Le cimetière avait poussé au nord de Liberté, dans une ancienne banlieue campagnarde et son champ de tombe était devenu la frontière entre un quartier résidentiel assez huppé et les débuts d’une partie de la ville qu’on préfère généralement éviter. Tout ce terrain consacré était entouré de hautes et belles grilles de fer forgé, et le parc de pierres était orné de saules pleureurs dont les feuilles absentes déjà auraient pu en une autre saison tomber dans l’étang qu’elles auraient caressé. Des ifs, du buis, du houx et du lierre gardaient toute l’année leur couleur morte, adoptant presque l’aspect minéral des dalles, allées, statues d’anges ou de gargouilles.

 

La pluie n’avait pas cessé depuis deux jours, et si on excluait les intermittences de pause, alors elle était présente depuis encore plus longtemps.
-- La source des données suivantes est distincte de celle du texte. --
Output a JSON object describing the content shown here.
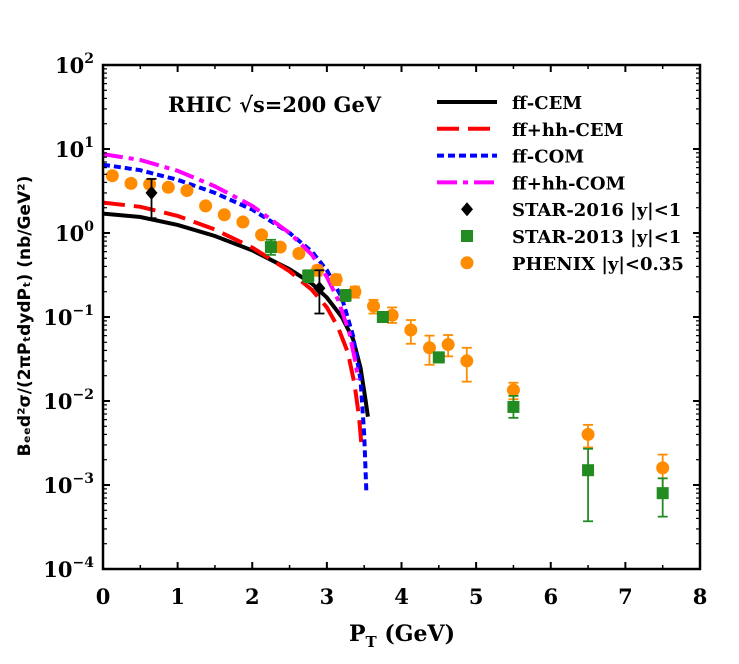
{
  "chart_data": {
    "type": "scatter",
    "annotation": "RHIC √s=200 GeV",
    "xlabel_main": "P",
    "xlabel_sub": "T",
    "xlabel_unit": " (GeV)",
    "ylabel": "Bₑₑd²σ/(2πPₜdydPₜ) (nb/GeV²)",
    "xlim": [
      0,
      8
    ],
    "ylim": [
      0.0001,
      100
    ],
    "yscale": "log",
    "grid": false,
    "legend_position": "top-right",
    "x_ticks": [
      "0",
      "1",
      "2",
      "3",
      "4",
      "5",
      "6",
      "7",
      "8"
    ],
    "y_ticks": [
      {
        "base": "10",
        "exp": "2",
        "value": 100
      },
      {
        "base": "10",
        "exp": "1",
        "value": 10
      },
      {
        "base": "10",
        "exp": "0",
        "value": 1
      },
      {
        "base": "10",
        "exp": "−1",
        "value": 0.1
      },
      {
        "base": "10",
        "exp": "−2",
        "value": 0.01
      },
      {
        "base": "10",
        "exp": "−3",
        "value": 0.001
      },
      {
        "base": "10",
        "exp": "−4",
        "value": 0.0001
      }
    ],
    "curves": [
      {
        "name": "ff-CEM",
        "color": "#000000",
        "dash": "solid",
        "x": [
          0,
          0.5,
          1.0,
          1.5,
          2.0,
          2.5,
          2.8,
          3.0,
          3.2,
          3.35,
          3.45,
          3.52,
          3.55
        ],
        "y": [
          1.7,
          1.55,
          1.25,
          0.92,
          0.62,
          0.37,
          0.25,
          0.17,
          0.1,
          0.055,
          0.025,
          0.01,
          0.0065
        ]
      },
      {
        "name": "ff+hh-CEM",
        "color": "#ff0000",
        "dash": "long",
        "x": [
          0,
          0.5,
          1.0,
          1.5,
          2.0,
          2.5,
          2.8,
          3.0,
          3.15,
          3.28,
          3.37,
          3.43,
          3.47
        ],
        "y": [
          2.3,
          2.05,
          1.6,
          1.1,
          0.67,
          0.35,
          0.21,
          0.13,
          0.075,
          0.038,
          0.016,
          0.0065,
          0.0026
        ]
      },
      {
        "name": "ff-COM",
        "color": "#0000ff",
        "dash": "short",
        "x": [
          0,
          0.5,
          1.0,
          1.5,
          2.0,
          2.5,
          2.8,
          3.0,
          3.2,
          3.35,
          3.45,
          3.5,
          3.53
        ],
        "y": [
          6.5,
          5.6,
          4.3,
          3.0,
          1.9,
          1.0,
          0.6,
          0.36,
          0.17,
          0.06,
          0.018,
          0.004,
          0.0008
        ]
      },
      {
        "name": "ff+hh-COM",
        "color": "#ff00ff",
        "dash": "dashdot",
        "x": [
          0,
          0.5,
          1.0,
          1.5,
          2.0,
          2.5,
          2.8,
          3.0,
          3.15,
          3.3,
          3.38,
          3.42
        ],
        "y": [
          8.7,
          7.4,
          5.5,
          3.6,
          2.1,
          1.0,
          0.55,
          0.3,
          0.16,
          0.065,
          0.03,
          0.018
        ]
      }
    ],
    "series": [
      {
        "name": "STAR-2016 |y|<1",
        "marker": "diamond",
        "color": "#000000",
        "points": [
          {
            "x": 0.65,
            "y": 3.0,
            "lo": 1.5,
            "hi": 4.4
          },
          {
            "x": 2.9,
            "y": 0.22,
            "lo": 0.11,
            "hi": 0.36
          }
        ]
      },
      {
        "name": "STAR-2013 |y|<1",
        "marker": "square",
        "color": "#228b22",
        "points": [
          {
            "x": 2.25,
            "y": 0.68,
            "lo": 0.55,
            "hi": 0.83
          },
          {
            "x": 2.75,
            "y": 0.31,
            "lo": 0.26,
            "hi": 0.36
          },
          {
            "x": 3.25,
            "y": 0.18,
            "lo": 0.155,
            "hi": 0.21
          },
          {
            "x": 3.75,
            "y": 0.1,
            "lo": 0.088,
            "hi": 0.115
          },
          {
            "x": 4.5,
            "y": 0.033,
            "lo": 0.029,
            "hi": 0.038
          },
          {
            "x": 5.5,
            "y": 0.0085,
            "lo": 0.0063,
            "hi": 0.0115
          },
          {
            "x": 6.5,
            "y": 0.0015,
            "lo": 0.00037,
            "hi": 0.0027
          },
          {
            "x": 7.5,
            "y": 0.0008,
            "lo": 0.00042,
            "hi": 0.0012
          }
        ]
      },
      {
        "name": "PHENIX |y|<0.35",
        "marker": "circle",
        "color": "#ff8c00",
        "points": [
          {
            "x": 0.125,
            "y": 4.8,
            "lo": 4.4,
            "hi": 5.2
          },
          {
            "x": 0.375,
            "y": 3.9,
            "lo": 3.6,
            "hi": 4.2
          },
          {
            "x": 0.625,
            "y": 3.8,
            "lo": 3.5,
            "hi": 4.1
          },
          {
            "x": 0.875,
            "y": 3.5,
            "lo": 3.25,
            "hi": 3.75
          },
          {
            "x": 1.125,
            "y": 3.2,
            "lo": 3.0,
            "hi": 3.4
          },
          {
            "x": 1.375,
            "y": 2.1,
            "lo": 1.95,
            "hi": 2.25
          },
          {
            "x": 1.625,
            "y": 1.65,
            "lo": 1.55,
            "hi": 1.75
          },
          {
            "x": 1.875,
            "y": 1.35,
            "lo": 1.25,
            "hi": 1.45
          },
          {
            "x": 2.125,
            "y": 0.95,
            "lo": 0.88,
            "hi": 1.02
          },
          {
            "x": 2.375,
            "y": 0.68,
            "lo": 0.62,
            "hi": 0.74
          },
          {
            "x": 2.625,
            "y": 0.57,
            "lo": 0.52,
            "hi": 0.62
          },
          {
            "x": 2.875,
            "y": 0.36,
            "lo": 0.31,
            "hi": 0.41
          },
          {
            "x": 3.125,
            "y": 0.28,
            "lo": 0.24,
            "hi": 0.32
          },
          {
            "x": 3.375,
            "y": 0.2,
            "lo": 0.17,
            "hi": 0.23
          },
          {
            "x": 3.625,
            "y": 0.135,
            "lo": 0.11,
            "hi": 0.16
          },
          {
            "x": 3.875,
            "y": 0.105,
            "lo": 0.085,
            "hi": 0.13
          },
          {
            "x": 4.125,
            "y": 0.07,
            "lo": 0.048,
            "hi": 0.092
          },
          {
            "x": 4.375,
            "y": 0.043,
            "lo": 0.027,
            "hi": 0.06
          },
          {
            "x": 4.625,
            "y": 0.047,
            "lo": 0.034,
            "hi": 0.061
          },
          {
            "x": 4.875,
            "y": 0.03,
            "lo": 0.017,
            "hi": 0.043
          },
          {
            "x": 5.5,
            "y": 0.0135,
            "lo": 0.0105,
            "hi": 0.0165
          },
          {
            "x": 6.5,
            "y": 0.004,
            "lo": 0.0028,
            "hi": 0.0052
          },
          {
            "x": 7.5,
            "y": 0.0016,
            "lo": 0.0009,
            "hi": 0.0023
          }
        ]
      }
    ]
  }
}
La terre détrempée avait pris un aspect boueux repoussant. Des rafales de vent froid rendaient chaque pas au dehors pénible.


Des voitures amenaient les quelques personnes intéressées par la mort de deux étrangères. Parmi elles il y avait un officiel de la Compagnie Maritime, laquelle avait offert de subvenir aux frais d’enterrement en plus de verser sous peu une prime de dédommagement aux survivants, Tristan l’attendait avec scepticisme.


Sous la pluie violente, chacun se pressait dans la gueule du temple, édifice peu avenant malgré ses vœux de réconfort, un dôme posé sur un cube, quelques vitraux médiocres, un autel dans une chapelle bien sombre. La plaque commémorative à l’entrée signalait que le lieu avait été fondé par un fidèle de Sirona, la Consolatrice, Dame de l’Espoir. Cet individu pieux n’avait pas dû suivre de très près les travaux, sans quoi il aurait vu que l’inspiration de l’Etoile ne touchait pas l’architecte ni les ouvriers, et qu’en fin de compte, le lieu devenait froid, humide, et que même les chandelles étaient sinistres.


Il n’y avait pas de prêtre. Cette engeance devenait rare en Artland. Ce fut le gardien du cimetière qui prit en charge la cérémonie et les prières. Cet homme presque chauve, aux poils survivants en sa moustache, blancs, se donnait du mal pour lire avec conviction des poèmes sacrés et des homélies, mais le résultat n’était pas vraiment convainquant pour autant.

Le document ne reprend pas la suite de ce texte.